US father and son jailed over helping ex-Nissan chairman Ghosn escape
Michael Taylor was sentenced to two years in prison, while his son Peter was sentenced to one year and eight months.
They were charged with helping a criminal in the December 2019 escape of Ghosn, who hid in a box that was flown on a private jet via Turkey to Lebanon. Lebanon has no extradition treaty with Japan.
In handing down the sentencing, chief judge Hideo Nirei said they had committed a serious violation of the law, as there is now next to no chance of putting Ghosn on trial.
“This case enabled Ghosn, a defendant of a serious crime, to escape overseas,” he said.
Although the defence argued the two had been merely used by Ghosn, they clearly were involved, regardless of who was making the decisions, he said.
Ghosn was arrested in Japan in November 2018 on charges of underreporting his compensation and of breach of trust in using Nissan’s money for personal gain. He says he is innocent, and he left because he could not expect a fair trial in Japan.
The Taylors were arrested in Massachusetts in May 2020 and extradited to Japan in March. During their trial they apologised, saying they had been misled by Ghosn about Japan’s criminal justice system.
Michael Taylor sobbed and said he was “broke,” denying they had benefited monetarily because the 1.3 million dollars (£944,000) prosecutors said Ghosn paid them just covered expenses.

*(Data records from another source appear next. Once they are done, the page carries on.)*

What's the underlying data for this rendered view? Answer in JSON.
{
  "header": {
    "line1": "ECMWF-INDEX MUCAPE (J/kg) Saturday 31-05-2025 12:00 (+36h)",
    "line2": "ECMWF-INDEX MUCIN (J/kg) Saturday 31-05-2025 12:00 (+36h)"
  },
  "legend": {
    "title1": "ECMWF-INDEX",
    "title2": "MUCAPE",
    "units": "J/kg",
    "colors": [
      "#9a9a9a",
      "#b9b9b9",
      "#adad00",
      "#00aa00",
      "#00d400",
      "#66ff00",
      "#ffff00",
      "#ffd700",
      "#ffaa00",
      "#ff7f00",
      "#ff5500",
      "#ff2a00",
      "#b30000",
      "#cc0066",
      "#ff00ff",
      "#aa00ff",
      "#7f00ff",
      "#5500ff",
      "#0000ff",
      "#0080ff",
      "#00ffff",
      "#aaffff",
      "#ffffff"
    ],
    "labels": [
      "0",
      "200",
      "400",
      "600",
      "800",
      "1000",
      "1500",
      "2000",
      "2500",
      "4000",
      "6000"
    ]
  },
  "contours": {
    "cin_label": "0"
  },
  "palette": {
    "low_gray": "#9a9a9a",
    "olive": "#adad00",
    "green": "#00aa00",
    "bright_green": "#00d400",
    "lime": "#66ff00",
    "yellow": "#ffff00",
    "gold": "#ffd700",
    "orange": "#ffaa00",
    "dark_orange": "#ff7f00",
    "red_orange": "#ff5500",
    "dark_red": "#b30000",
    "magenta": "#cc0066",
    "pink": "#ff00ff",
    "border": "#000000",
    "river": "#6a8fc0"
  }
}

But the judge said the court found that the motive was money. The Taylors can appeal within two weeks.
The father and son, both wearing dark suits and flanked by guards, stood before the court in silence.
The Taylors’ defence lawyer Keiji Isaji had sought a speedy trial. Many Japanese trials last for months, if not years.
The maximum penalty in Japan for helping a criminal is three years in prison. Prosecutors had demanded a sentence of of two years and 10 months for Michael Taylor and two years and six months for his son.
The Taylors’ defence had argued for suspended sentences for the two, who spent 10 months in custody in the US before their extradition.
In December 2019, Ghosn left his home in Tokyo and took a bullet train to Osaka. At a hotel there, he hid in a big box supposedly containing audio equipment, with air holes punched in it so that he could breathe, according to prosecutors.
Another man, George-Antoine Zayek, is accused over the escape, but has not been arrested.
Separately, Greg Kelly, a former top Nissan executive, is on trial in Tokyo on charges of falsifying securities reports on Ghosn’s compensation.
Kelly, who was arrested at the same time as Ghosn, also says he is innocent.
A verdict in Kelly’s trial, which began in September last year, is not expected until next year.
More than 99% of Japanese criminal trials result in convictions. Upon conviction, the charges Kelly faces carry the maximum penalty of up to 15 years in prison.